Le 24 mai, Forensic Architecture a montré, images satellites à l’appui, que des camps avaient été installés à cet endroit après le 6 mai, suggérant une possible désinformation. Les images montrent bien que les tentes se sont multipliées la semaine qui a suivi le 6 mai, à quelques dizaines de mètres du lieu touché le 28.

« La zone humanitaire d’Al-Mawasi désignée le 6 mai excluait les zones qui étaient auparavant incluses. Les images satellite montrent une augmentation du nombre de Palestiniens réfugiés dans la zone exclue, suggérant qu’Israël n’a pas clairement communiqué ses nouvelles frontières. a dénoncé l’ONG.

À cette question du changement de périmètre de la zone humanitaire s’ajoute un autre flou, concernant ce qu’il faudrait appeler la « zone grise ». Outre cette « zone humanitaire », Israël détermine également unilatéralement des zones d’évacuation, également variables dans le temps (parfois de manière contradictoire), que les Gazaouis sont invités à fuir. Mais entre les deux, il existe une « zone grise ». Là où se trouvaient précisément les lieux frappés les 26 et 28 mai : ils n’étaient donc pas – ou plus – officiellement dans la zone humanitaire. Mais ils n’ont jamais non plus été considérés comme des zones à évacuer.

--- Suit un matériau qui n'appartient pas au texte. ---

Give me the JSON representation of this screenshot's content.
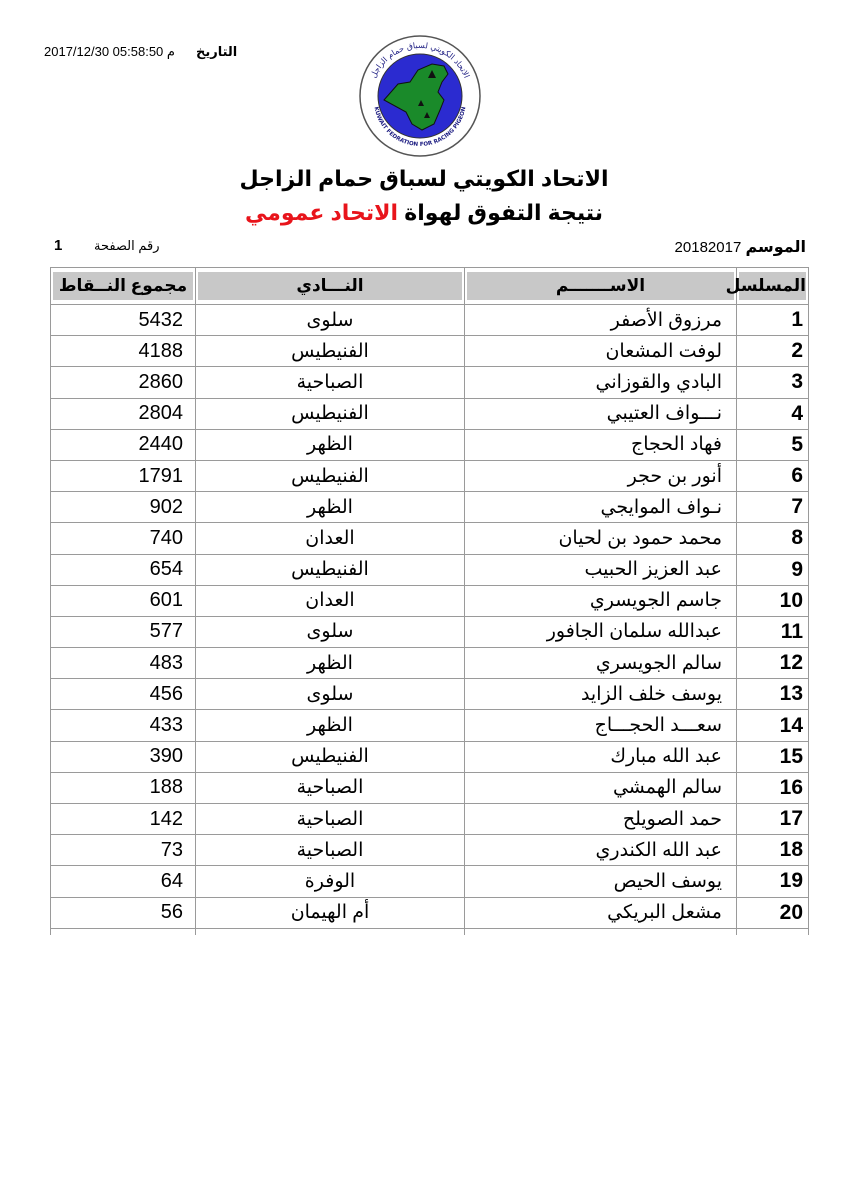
{
  "header": {
    "date_label": "التاريخ",
    "date_value": "2017/12/30 05:58:50 م",
    "logo": {
      "text_ar": "الاتحاد الكويتي لسباق حمام الزاجل",
      "text_en": "KUWAIT FEDRATION FOR RACING PIGEON"
    },
    "title": "الاتحاد الكويتي لسباق حمام الزاجل",
    "subtitle_prefix": "نتيجة التفوق لهواة",
    "subtitle_highlight": "الاتحاد عمومي",
    "season_label": "الموسم",
    "season_value": "20182017",
    "page_label": "رقم الصفحة",
    "page_number": "1"
  },
  "colors": {
    "highlight": "#e8141b",
    "header_fill": "#c8c8c8",
    "logo_blue": "#2b2bd0",
    "logo_green": "#1a8a2a"
  },
  "table": {
    "columns": [
      "المسلسل",
      "الاســـــــم",
      "النـــادي",
      "مجموع النــقاط"
    ],
    "rows": [
      {
        "serial": "1",
        "name": "مرزوق الأصفر",
        "club": "سلوى",
        "points": "5432"
      },
      {
        "serial": "2",
        "name": "لوفت المشعان",
        "club": "الفنيطيس",
        "points": "4188"
      },
      {
        "serial": "3",
        "name": "البادي والقوزاني",
        "club": "الصباحية",
        "points": "2860"
      },
      {
        "serial": "4",
        "name": "نـــواف العتيبي",
        "club": "الفنيطيس",
        "points": "2804"
      },
      {
        "serial": "5",
        "name": "فهاد الحجاج",
        "club": "الظهر",
        "points": "2440"
      },
      {
        "serial": "6",
        "name": "أنور بن حجر",
        "club": "الفنيطيس",
        "points": "1791"
      },
      {
        "serial": "7",
        "name": "نـواف  الموايجي",
        "club": "الظهر",
        "points": "902"
      },
      {
        "serial": "8",
        "name": "محمد حمود بن لحيان",
        "club": "العدان",
        "points": "740"
      },
      {
        "serial": "9",
        "name": "عبد العزيز الحبيب",
        "club": "الفنيطيس",
        "points": "654"
      },
      {
        "serial": "10",
        "name": "جاسم الجويسري",
        "club": "العدان",
        "points": "601"
      },
      {
        "serial": "11",
        "name": "عبدالله سلمان الجافور",
        "club": "سلوى",
        "points": "577"
      },
      {
        "serial": "12",
        "name": "سالم الجويسري",
        "club": "الظهر",
        "points": "483"
      },
      {
        "serial": "13",
        "name": "يوسف خلف الزايد",
        "club": "سلوى",
        "points": "456"
      },
      {
        "serial": "14",
        "name": "سعـــد الحجـــاج",
        "club": "الظهر",
        "points": "433"
      },
      {
        "serial": "15",
        "name": "عبد الله مبارك",
        "club": "الفنيطيس",
        "points": "390"
      },
      {
        "serial": "16",
        "name": "سالم الهمشي",
        "club": "الصباحية",
        "points": "188"
      },
      {
        "serial": "17",
        "name": "حمد الصويلح",
        "club": "الصباحية",
        "points": "142"
      },
      {
        "serial": "18",
        "name": "عبد الله الكندري",
        "club": "الصباحية",
        "points": "73"
      },
      {
        "serial": "19",
        "name": "يوسف الحيص",
        "club": "الوفرة",
        "points": "64"
      },
      {
        "serial": "20",
        "name": "مشعل البريكي",
        "club": "أم الهيمان",
        "points": "56"
      }
    ]
  }
}
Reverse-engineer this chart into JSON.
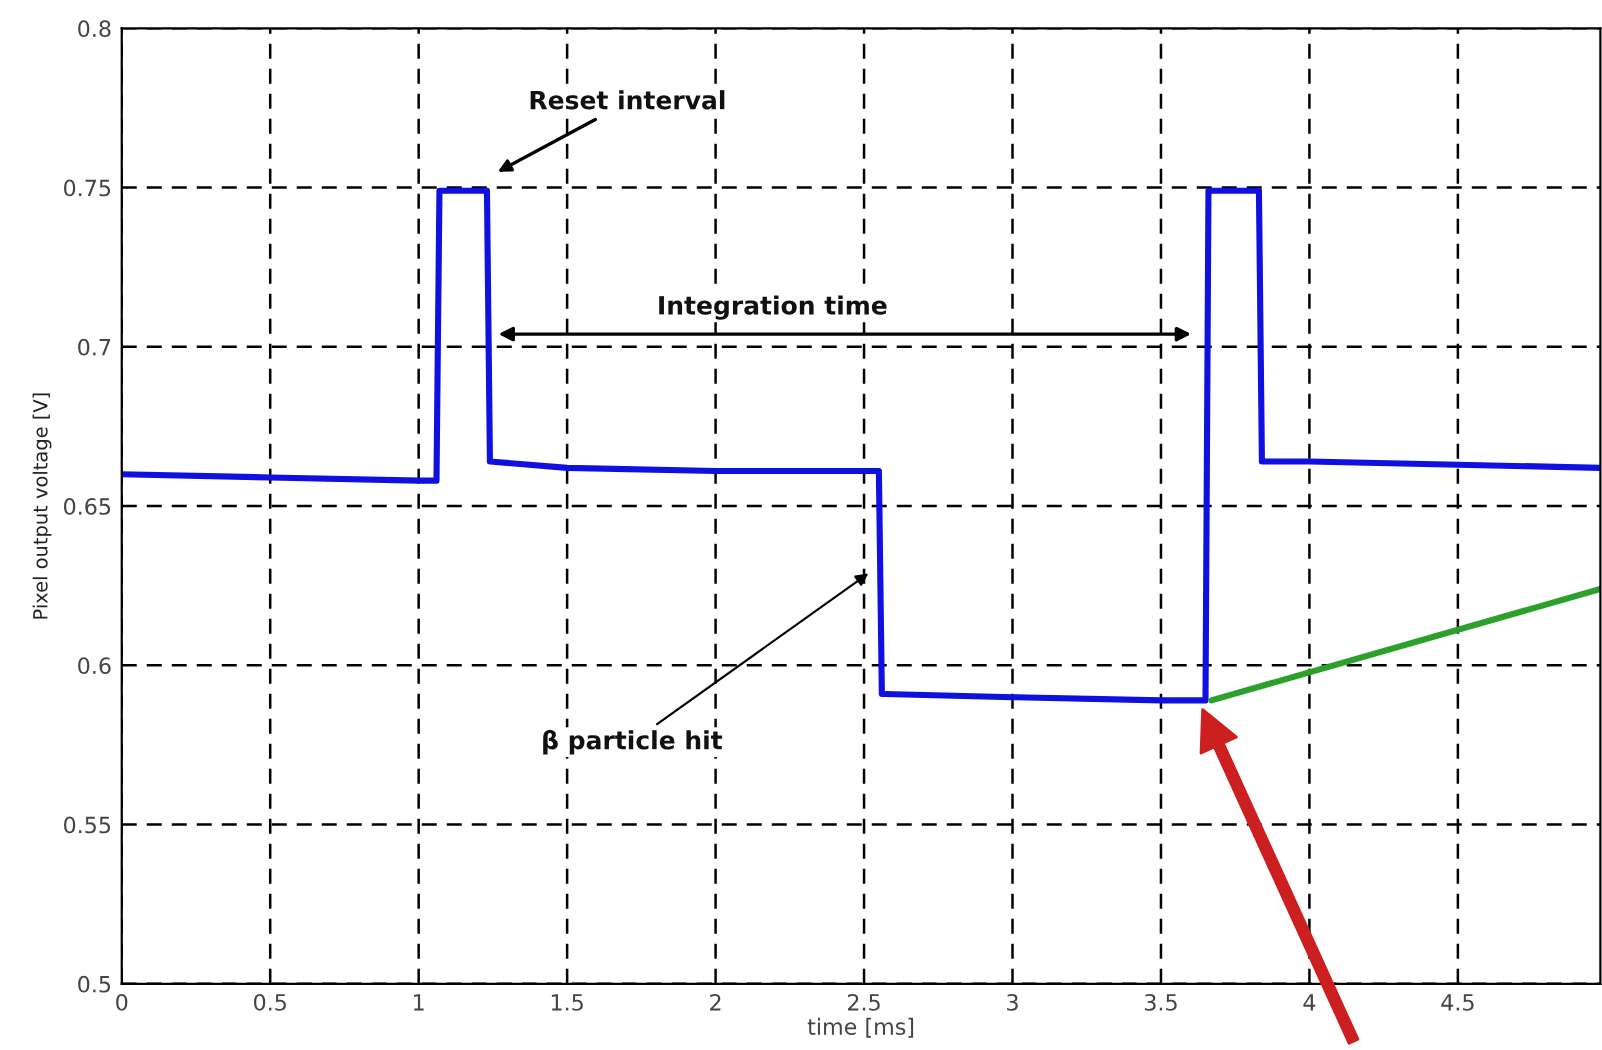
{
  "chart_data": {
    "type": "line",
    "xlabel": "time [ms]",
    "ylabel": "Pixel output voltage [V]",
    "xlim": [
      0,
      4.98
    ],
    "xticks": [
      0,
      0.5,
      1,
      1.5,
      2,
      2.5,
      3,
      3.5,
      4,
      4.5
    ],
    "ylim": [
      0.5,
      0.8
    ],
    "yticks": [
      0.5,
      0.55,
      0.6,
      0.65,
      0.7,
      0.75,
      0.8
    ],
    "grid": true,
    "line_style": "solid",
    "marker": "none",
    "series": [
      {
        "color": "#1010e0",
        "x": [
          0,
          0.5,
          1.0,
          1.06,
          1.07,
          1.1,
          1.2,
          1.23,
          1.24,
          1.5,
          2.0,
          2.55,
          2.56,
          2.57,
          3.0,
          3.5,
          3.65,
          3.66,
          3.67,
          3.75,
          3.83,
          3.84,
          4.0,
          4.5,
          4.98
        ],
        "values": [
          0.66,
          0.659,
          0.658,
          0.658,
          0.749,
          0.749,
          0.749,
          0.749,
          0.664,
          0.662,
          0.661,
          0.661,
          0.591,
          0.591,
          0.59,
          0.589,
          0.589,
          0.749,
          0.749,
          0.749,
          0.749,
          0.664,
          0.664,
          0.663,
          0.662
        ]
      },
      {
        "color": "#2ca02c",
        "x": [
          3.67,
          4.98
        ],
        "values": [
          0.589,
          0.624
        ]
      }
    ],
    "annotations": [
      "Reset interval",
      "Integration time",
      "β particle hit"
    ]
  }
}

La certitude est qu’il a fallu bombarder l’emplacement du camp « Al-Salam 1 » pour que ses occupants le quittent.

Des images satellite des derniers jours du mois de mai montrent qu’en quarante-huit heures, le camp a été démantelé. Il ne reste, visibles au sol, que les traces de l’ancienne caserne en tôle et en bois, ainsi que la marque noircie du bombardement et de l’incendie meurtrier qu’il a provoqué.